Examining the Response of Resident Welfare Associations During the Covid–19 Pandemic and its Ramifications for Urban Governance in India
Abstract
Urban decentralisation in India’s major metropolitan cities has seen a proliferation of Resident Welfare Associations (RWAs), which are representative organisations of and for residents of planned neighbourhoods. Middle-class residents participate in the city’s affairs and their own neighbourhood through this form of organisation. This article attempts to critically examine RWA responses to lockdowns and other measures introduced by central and state governments in India to check the spread of the Covid–19 pandemic.
The article builds upon existing scholarship that is critical of the government’s delegation of city management to entrepreneurial governance in the form of RWAs. RWAs often exhibit exclusionary politics, and the expansion of their roles in the social sphere has serious ramifications for city governance. These ramifications stood severely exposed during the lockdown period. While there were instances of state officials working productively in collaboration with RWA functionaries regarding contact-tracing and dissemination of practical information, there were also reports of discrimination, with the RWAs denying entry to health workers and other service professionals. Existing class and caste biases were also exacerbated by RWA rules that prohibited the entry of domestic workers and self-employed professionals.

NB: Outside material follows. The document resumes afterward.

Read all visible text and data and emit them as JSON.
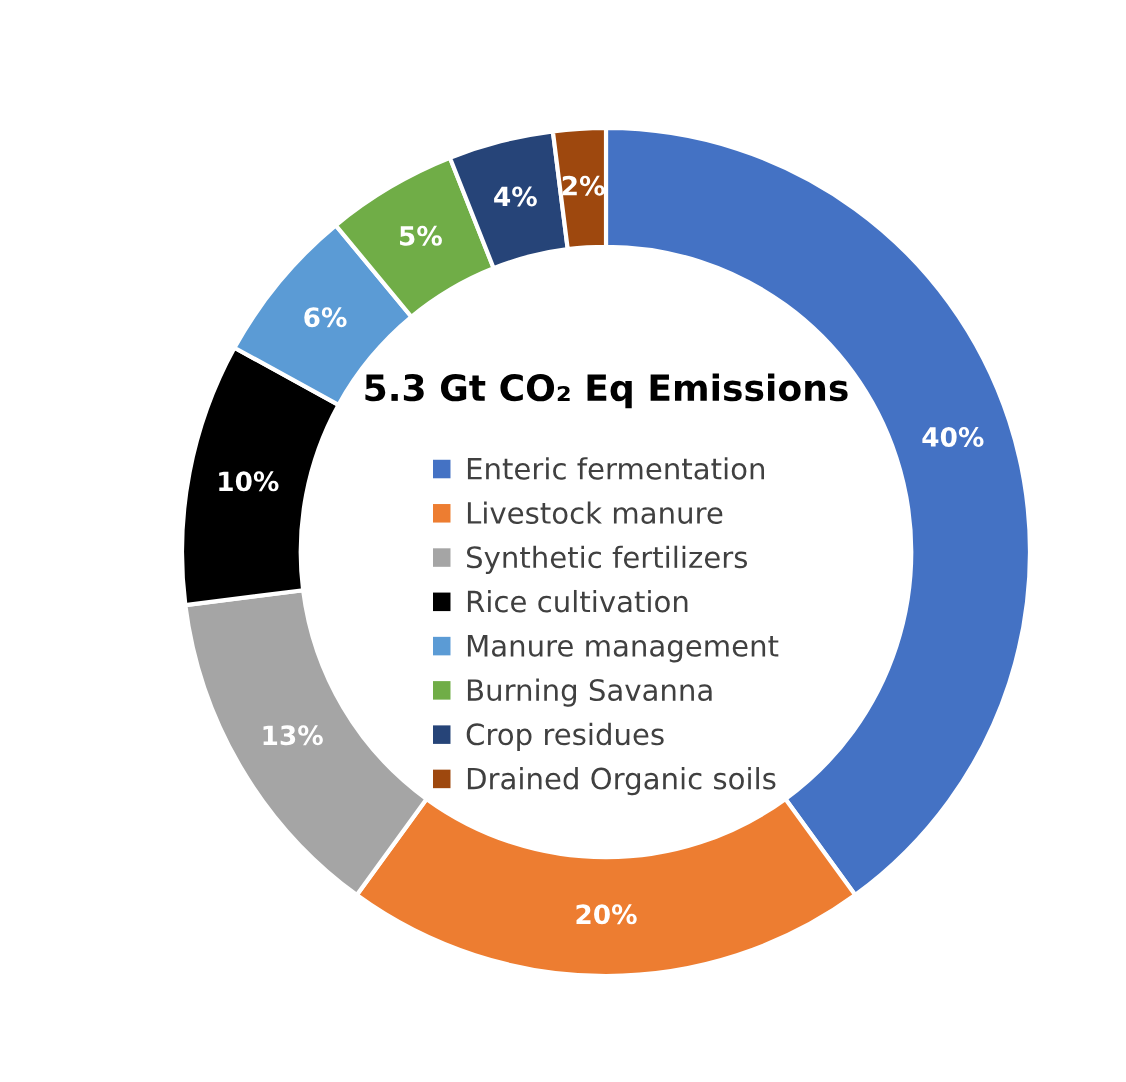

While the central, state and city-level officials had their zones of influence, RWAs too emerged as very important actors. Government authorities worked in tandem with the RWAs to enforce and observe pandemic-related restrictions. While this collaboration is useful in extraordinary periods, it compromises the relationship between RWAs and individual citizens as it tilts the long-run balance of power in favour of RWAs. The article attempts to put this behaviour in perspective by contextualising it with literature on RWAs, arguing that the state co-opts RWAs for administrative and political ends and, as a consequence, RWAs emerge more powerful and with expanded scopes of influence. Developments that lead to the amplification of RWA power need to be critically examined, for they reveal the paradoxes inherent in the idea of civil society.